Państwo małych miejscowości
O mentalności Słowaków w dużej mierze decyduje też fakt, że mieszkają oni w małych i bardzo tradycyjnych społecznościach. U naszych sąsiadów za duże miasto uznaje się ośrodek liczący 50 tys. mieszkańców.
I być może dlatego właśnie lewica wygrywa opierając się na postulatach państwa socjalnego, które dla tradycyjnych Słowaków ma jak największy sens, ponieważ nauczeni są oni wzajemnej pomocy. Z drugiej strony, światopoglądowo nie są już tak liberalni, także ze względu na małe społeczności, które strzegą tradycji jak oka w głowie i niechętnie przystają na światopoglądowe rewolucje.

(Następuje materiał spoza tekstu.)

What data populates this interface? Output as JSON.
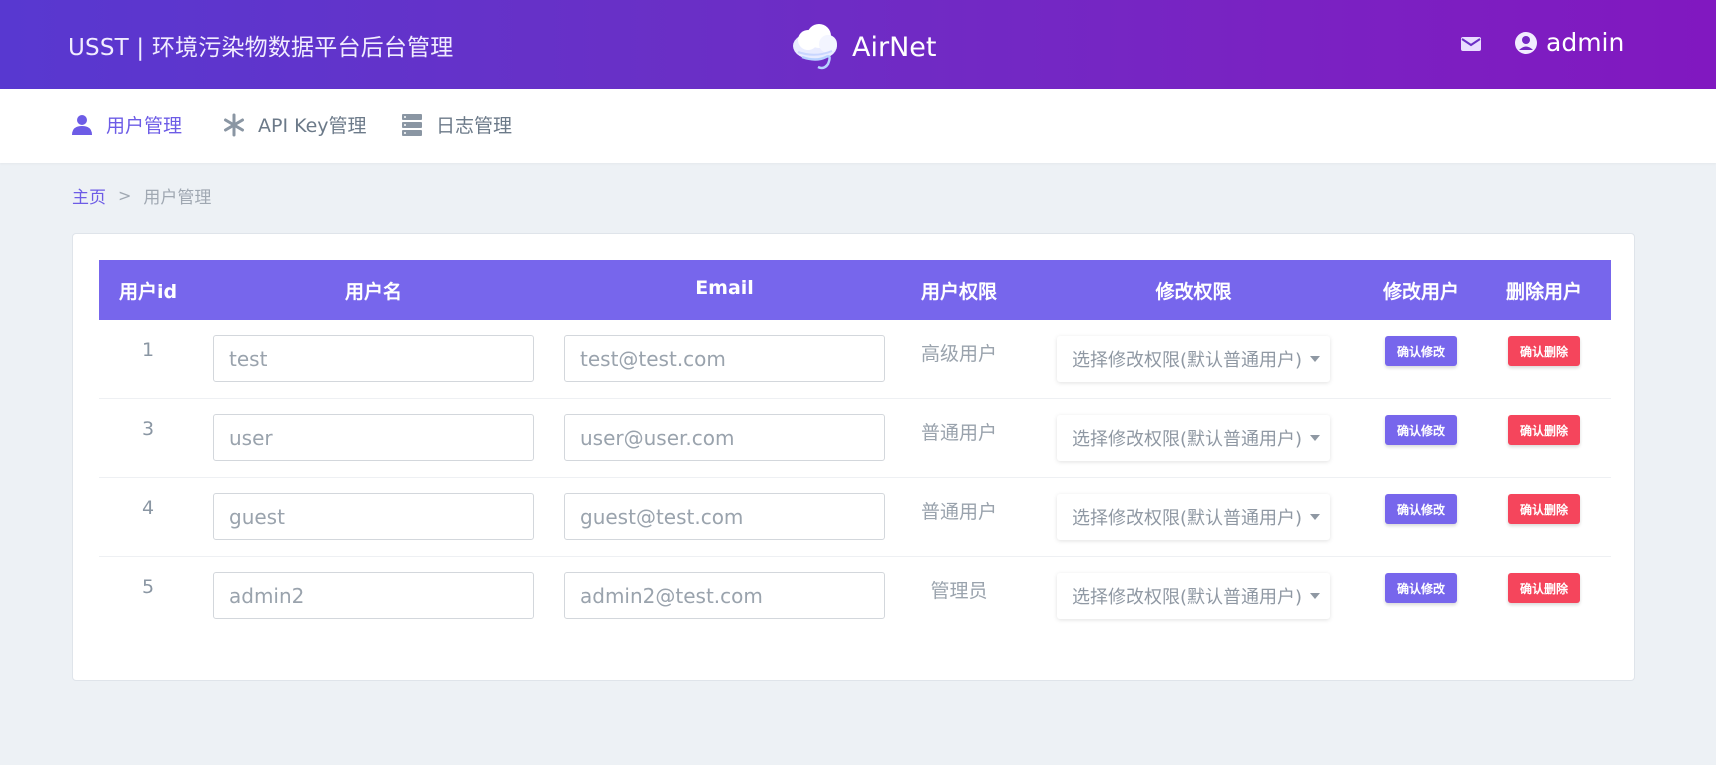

Z kolei Łukasz Grzesiczak z portalu Novinka.pl dodaje: Czy Słowacy są lewicowi, bo rządzi nimi Rober Fico i jego socjaldemokracja? Można też zadać pytanie, czy za rządów Leszka Millera Polacy byli lewicowi i czytali pisma Tadeusza Regera? A czy za rządów Józefa Oleksego rzadziej chodzili co kościoła? Nie sądzę.
Z jednej strony konsekwencje realizuje zapowiedziany w czerwcu 2014 roku program socjalny na rzecz podwyższenia poziomu życia najbiedniejszych. Jednocześnie Fico swoimi głosami (Smer) pozwala zorganizować referendum popierane przez środowiska konserwatywne. W ten sposób walczy o elektorat chadecki. Jedni Ficę nazywają populistą, inni skutecznym politykiem. Powiedz mi co sądzisz o Ficy, powiem ci kim jesteś.
Monika M. Błaszczak
Węgrzy dają Słowakom popalić. Oni mentalnie muszą być konserwatywni, ponieważ od początku istnienia państwa ustawiają swoją narodowość w kontrze wobec innych, m.in. Romów czy właśnie Węgrów. Bez pilnowania tradycji znikną.
Monika M. Błaszczak
Słowacja składa się w dużej mierze z małych miasteczek i wsi. Tam ludzie wychowywani są w bardzo tradycyjny sposób. Wymagany jest m.in. szacunek do osób starszych, charakterystyczne jest też przywiązanie do tradycyjnych wartości. Z drugiej strony natomiast nauczeni są, by sobie nawzajem pomagać i wspierać się np. kiedy szykują się na ciężką zimę.